Earnings took a hit.
Bangkok Dusit Medical Services reported a 28% quarter-on-quarter drop in its core operating profit, raking in US$66m (THB2.1b) in the fourth quarter of 2018.
According to a report by Maybank Kim Eng, the group’s bottomline took a hit from a US$22.9m (THB727m) tax expense for the disposal of Ramkhamhaeng Hospital.
The group’s expenses also rose on back of several one-time items, including a US$5m (THB185m) provision for its lifelong membership programme, a THB115 provision for long service awards, US$3.6m (THB82m) marketing expenses for the Happy & Healthy Bike festival and a US$1.7m (THB53m) increase in repair & maintenance expenses for JCI hospital re-accreditation.
“BDMS will book another THB1.5b tax expense in 1Q19. However, it will also book a gain before tax of THB7.6b. In total, it is expected to book a THB5.4b gain, net of tax from its RAM divestment. 2018 core profit grew 24% YoY to THB9.9b which will account for 97% of our forecast,” the report noted.

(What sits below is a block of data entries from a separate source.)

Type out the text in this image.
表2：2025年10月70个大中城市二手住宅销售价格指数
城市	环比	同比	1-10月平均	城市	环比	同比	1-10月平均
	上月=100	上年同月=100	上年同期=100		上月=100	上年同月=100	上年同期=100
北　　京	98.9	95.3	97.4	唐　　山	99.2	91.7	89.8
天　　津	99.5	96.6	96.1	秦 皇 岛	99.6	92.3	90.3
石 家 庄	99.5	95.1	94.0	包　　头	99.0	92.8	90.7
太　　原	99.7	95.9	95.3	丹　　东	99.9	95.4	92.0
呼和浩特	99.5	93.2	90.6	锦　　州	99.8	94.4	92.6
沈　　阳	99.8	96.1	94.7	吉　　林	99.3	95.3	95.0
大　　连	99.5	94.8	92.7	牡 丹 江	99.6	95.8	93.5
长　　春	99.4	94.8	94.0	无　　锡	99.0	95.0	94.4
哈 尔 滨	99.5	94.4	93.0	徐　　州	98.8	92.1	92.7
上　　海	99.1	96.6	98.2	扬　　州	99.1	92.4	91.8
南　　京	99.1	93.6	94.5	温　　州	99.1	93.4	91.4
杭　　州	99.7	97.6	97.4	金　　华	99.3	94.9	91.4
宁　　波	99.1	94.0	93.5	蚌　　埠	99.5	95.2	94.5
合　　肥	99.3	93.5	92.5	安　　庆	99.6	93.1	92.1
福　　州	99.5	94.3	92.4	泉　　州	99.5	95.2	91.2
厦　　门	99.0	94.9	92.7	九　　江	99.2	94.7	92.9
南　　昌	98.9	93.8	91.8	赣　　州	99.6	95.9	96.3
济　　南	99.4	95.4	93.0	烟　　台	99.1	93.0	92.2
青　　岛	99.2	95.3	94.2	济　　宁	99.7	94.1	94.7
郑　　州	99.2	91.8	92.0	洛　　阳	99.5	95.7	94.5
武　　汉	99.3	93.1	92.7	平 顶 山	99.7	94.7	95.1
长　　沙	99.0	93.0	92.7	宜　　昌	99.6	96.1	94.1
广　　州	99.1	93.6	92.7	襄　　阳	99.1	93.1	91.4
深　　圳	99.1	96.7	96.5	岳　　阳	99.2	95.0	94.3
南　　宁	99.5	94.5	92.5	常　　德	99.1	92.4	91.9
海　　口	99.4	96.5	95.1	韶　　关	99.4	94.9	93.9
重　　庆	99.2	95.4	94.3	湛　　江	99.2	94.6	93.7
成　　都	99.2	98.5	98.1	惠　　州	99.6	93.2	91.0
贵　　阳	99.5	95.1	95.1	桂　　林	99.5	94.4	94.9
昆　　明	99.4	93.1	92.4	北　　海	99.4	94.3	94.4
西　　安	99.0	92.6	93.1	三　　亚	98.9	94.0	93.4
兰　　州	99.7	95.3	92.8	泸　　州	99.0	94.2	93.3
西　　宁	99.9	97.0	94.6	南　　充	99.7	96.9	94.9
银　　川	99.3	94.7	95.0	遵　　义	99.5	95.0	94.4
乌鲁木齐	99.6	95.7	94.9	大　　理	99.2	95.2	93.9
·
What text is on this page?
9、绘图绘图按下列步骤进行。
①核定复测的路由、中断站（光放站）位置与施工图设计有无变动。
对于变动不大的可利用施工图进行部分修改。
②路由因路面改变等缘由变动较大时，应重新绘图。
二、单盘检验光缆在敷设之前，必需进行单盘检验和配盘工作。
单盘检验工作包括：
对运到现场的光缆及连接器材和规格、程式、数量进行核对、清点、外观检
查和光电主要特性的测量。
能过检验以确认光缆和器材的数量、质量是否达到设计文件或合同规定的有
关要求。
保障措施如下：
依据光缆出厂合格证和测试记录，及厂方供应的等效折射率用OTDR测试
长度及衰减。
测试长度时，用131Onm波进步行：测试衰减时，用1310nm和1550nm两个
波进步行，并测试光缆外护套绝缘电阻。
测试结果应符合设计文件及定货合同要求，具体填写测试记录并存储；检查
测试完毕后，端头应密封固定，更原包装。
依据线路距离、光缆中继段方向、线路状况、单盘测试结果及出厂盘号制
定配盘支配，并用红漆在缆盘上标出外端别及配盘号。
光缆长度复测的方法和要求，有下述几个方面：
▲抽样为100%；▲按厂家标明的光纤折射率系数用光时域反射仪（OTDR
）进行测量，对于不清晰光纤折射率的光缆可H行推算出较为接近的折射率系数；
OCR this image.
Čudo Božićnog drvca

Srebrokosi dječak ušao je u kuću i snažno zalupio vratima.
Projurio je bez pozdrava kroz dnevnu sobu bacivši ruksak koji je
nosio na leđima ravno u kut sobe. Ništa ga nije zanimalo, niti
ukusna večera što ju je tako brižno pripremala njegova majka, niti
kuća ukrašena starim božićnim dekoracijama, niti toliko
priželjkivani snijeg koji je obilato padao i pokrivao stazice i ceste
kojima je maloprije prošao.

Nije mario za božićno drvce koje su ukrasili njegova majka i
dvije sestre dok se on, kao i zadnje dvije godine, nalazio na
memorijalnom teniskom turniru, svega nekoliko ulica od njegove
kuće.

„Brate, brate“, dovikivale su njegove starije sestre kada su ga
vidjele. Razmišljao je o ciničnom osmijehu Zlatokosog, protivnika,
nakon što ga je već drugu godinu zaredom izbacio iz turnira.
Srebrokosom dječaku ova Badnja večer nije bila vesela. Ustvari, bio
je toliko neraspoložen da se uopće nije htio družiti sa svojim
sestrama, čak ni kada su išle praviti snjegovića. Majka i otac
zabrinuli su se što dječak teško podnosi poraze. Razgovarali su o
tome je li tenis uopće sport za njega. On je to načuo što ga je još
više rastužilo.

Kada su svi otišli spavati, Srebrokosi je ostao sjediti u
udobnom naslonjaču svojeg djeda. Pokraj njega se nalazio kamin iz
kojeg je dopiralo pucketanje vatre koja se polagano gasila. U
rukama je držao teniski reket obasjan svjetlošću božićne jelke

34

In the coming year, BDMS expects flat earnings margins of 22%, due to operating expenses for new hospitals including Bangkok Hospital Chiangrai, Chiva Transitional Care Hospital, International Hospital at Bangkok Hospital HQ and BDMS Wellness Resort. Another two hospitals will be added under its Center of Excellence (CoE) project.